Matching Solutions to Odour Sources

Here’s a simple rule of thumb:

• Steeping/SO₂: Enclose + alkaline scrubber.

• Dryers: Thermal oxidiser.

• Wastewater/WWTP air: Biofilter or biotrickling filter.

• Polishing stage: Activated carbon for extra assurance.

By combining these systems, starch plants can eliminate odours from every major source.

The Payoff of Doing It Right

When starch plants invest in proper odour control, the results speak for themselves:

• Biofilters can cut H₂S and NH₃ odours by more than 90%.

• Thermal oxidisers routinely destroy over 99% of VOCs from dryers.

• Covered lagoons with gas recovery can completely eliminate surface odours and generate usable energy.

The outcome? Fewer complaints, better community relations, and a stronger license to operate.

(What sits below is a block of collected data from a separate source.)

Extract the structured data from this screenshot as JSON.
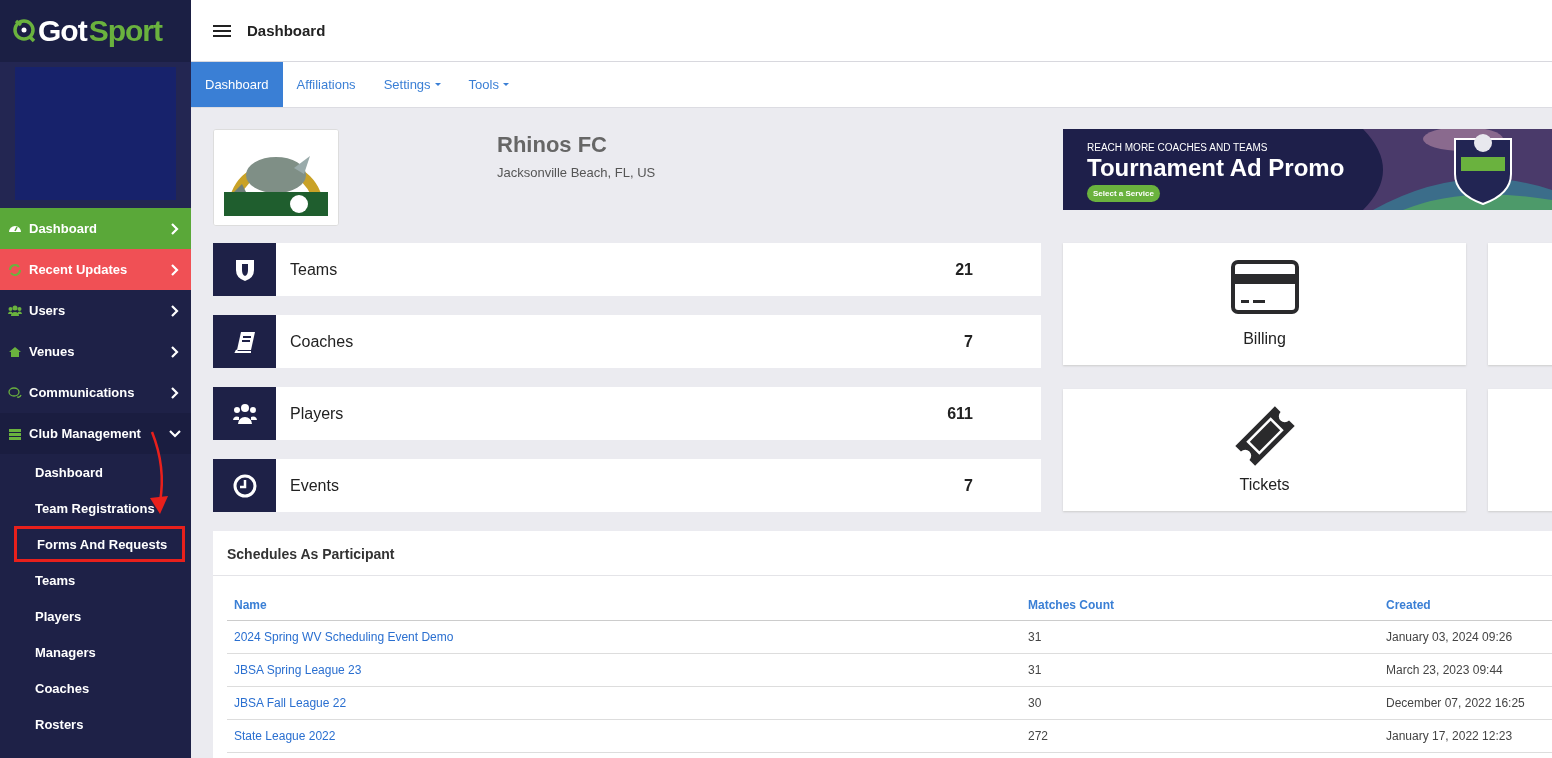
{
  "brand": {
    "logo_left": "Got",
    "logo_right": "Sport"
  },
  "sidebar": {
    "items": [
      {
        "label": "Dashboard",
        "kind": "green",
        "expanded": false
      },
      {
        "label": "Recent Updates",
        "kind": "red",
        "expanded": false
      },
      {
        "label": "Users",
        "kind": "plain",
        "expanded": false
      },
      {
        "label": "Venues",
        "kind": "plain",
        "expanded": false
      },
      {
        "label": "Communications",
        "kind": "plain",
        "expanded": false
      },
      {
        "label": "Club Management",
        "kind": "dark",
        "expanded": true,
        "children": [
          {
            "label": "Dashboard",
            "highlighted": false
          },
          {
            "label": "Team Registrations",
            "highlighted": false
          },
          {
            "label": "Forms And Requests",
            "highlighted": true
          },
          {
            "label": "Teams",
            "highlighted": false
          },
          {
            "label": "Players",
            "highlighted": false
          },
          {
            "label": "Managers",
            "highlighted": false
          },
          {
            "label": "Coaches",
            "highlighted": false
          },
          {
            "label": "Rosters",
            "highlighted": false
          }
        ]
      }
    ]
  },
  "header": {
    "title": "Dashboard"
  },
  "tabs": [
    {
      "label": "Dashboard",
      "selected": true,
      "dropdown": false
    },
    {
      "label": "Affiliations",
      "selected": false,
      "dropdown": false
    },
    {
      "label": "Settings",
      "selected": false,
      "dropdown": true
    },
    {
      "label": "Tools",
      "selected": false,
      "dropdown": true
    }
  ],
  "club": {
    "name": "Rhinos FC",
    "location": "Jacksonville Beach, FL, US"
  },
  "ad": {
    "kicker": "REACH MORE COACHES AND TEAMS",
    "title": "Tournament Ad Promo",
    "button": "Select a Service"
  },
  "stats": [
    {
      "label": "Teams",
      "count": "21"
    },
    {
      "label": "Coaches",
      "count": "7"
    },
    {
      "label": "Players",
      "count": "611"
    },
    {
      "label": "Events",
      "count": "7"
    }
  ],
  "tiles": [
    {
      "label": "Billing"
    },
    {
      "label": "Tickets"
    }
  ],
  "schedules": {
    "title": "Schedules As Participant",
    "columns": [
      "Name",
      "Matches Count",
      "Created"
    ],
    "rows": [
      [
        "2024 Spring WV Scheduling Event Demo",
        "31",
        "January 03, 2024 09:26"
      ],
      [
        "JBSA Spring League 23",
        "31",
        "March 23, 2023 09:44"
      ],
      [
        "JBSA Fall League 22",
        "30",
        "December 07, 2022 16:25"
      ],
      [
        "State League 2022",
        "272",
        "January 17, 2022 12:23"
      ]
    ]
  }
}
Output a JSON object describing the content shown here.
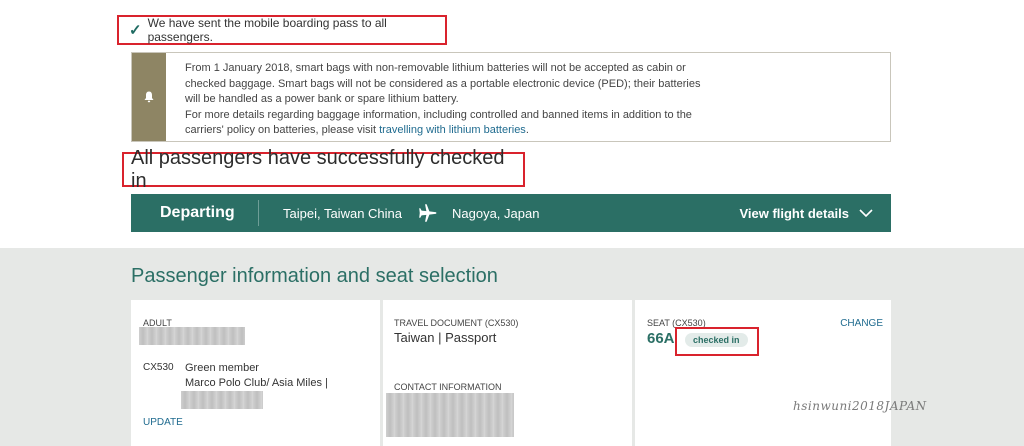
{
  "confirmation": {
    "text": "We have sent the mobile boarding pass to all passengers."
  },
  "notice": {
    "line1": "From 1 January 2018, smart bags with non-removable lithium batteries will not be accepted as cabin or",
    "line2": "checked baggage. Smart bags will not be considered as a portable electronic device (PED); their batteries",
    "line3": "will be handled as a power bank or spare lithium battery.",
    "line4": "For more details regarding baggage information, including controlled and banned items in addition to the",
    "line5_prefix": "carriers' policy on batteries, please visit ",
    "link": "travelling with lithium batteries",
    "line5_suffix": "."
  },
  "checkin_status": {
    "title": "All passengers have successfully checked in"
  },
  "flight": {
    "direction": "Departing",
    "origin": "Taipei, Taiwan China",
    "destination": "Nagoya, Japan",
    "details_label": "View flight details"
  },
  "passenger_section": {
    "title": "Passenger information and seat selection"
  },
  "passenger": {
    "type": "ADULT",
    "flight_no": "CX530",
    "membership_tier": "Green member",
    "program": "Marco Polo Club/ Asia Miles |",
    "update_label": "UPDATE"
  },
  "travel_document": {
    "label": "TRAVEL DOCUMENT (CX530)",
    "country": "Taiwan",
    "type": "Passport",
    "contact_label": "CONTACT INFORMATION"
  },
  "seat": {
    "label": "SEAT (CX530)",
    "number": "66A",
    "status": "checked in",
    "change_label": "CHANGE"
  },
  "watermark": "hsinwuni2018JAPAN",
  "colors": {
    "brand": "#2b6f65",
    "highlight": "#d9232d",
    "notice_bar": "#8e8564",
    "link": "#1f6b8f"
  }
}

How Amalgam Biotech Supports Starch Plants?

Amalgam Biotech knows that no two starch plants are the same. A maize wet mill that is having trouble with sulfur dioxide needs a completely different approach than a potato starch business that is coping with bad smells from waste.

That’s why we design custom systems that combine the right mix of:

• Wet scrubbers for steeping and mixed gases.

• Biofilters and biotrickling filters for wastewater odours.

• Dry media systems for polishing.

• Process-side improvements in wastewater treatment.

Our goal is to help starch factories manage smells in a way that is reliable and long-lasting, meets the needs of regulators, makes communities happy, and keeps operations running smoothly.

Explore our Odour Control Solutions here.

Conclusion

Controlling smells in starch processing isn't just about making the smell nicer; it's also about following the rules, being efficient, and keeping your good name. By trapping pollutants, utilizing the right treatment technology, and fixing wastewater problems at the source, plants can go from being a source of complaints to being known for their ecologically friendly operations.

At Amalgam Biotech, we apply our understanding of biotechnology, chemical research, and engineering to build robust systems that get rid of smells for good. It's time to take care of the scents that are hurting your business.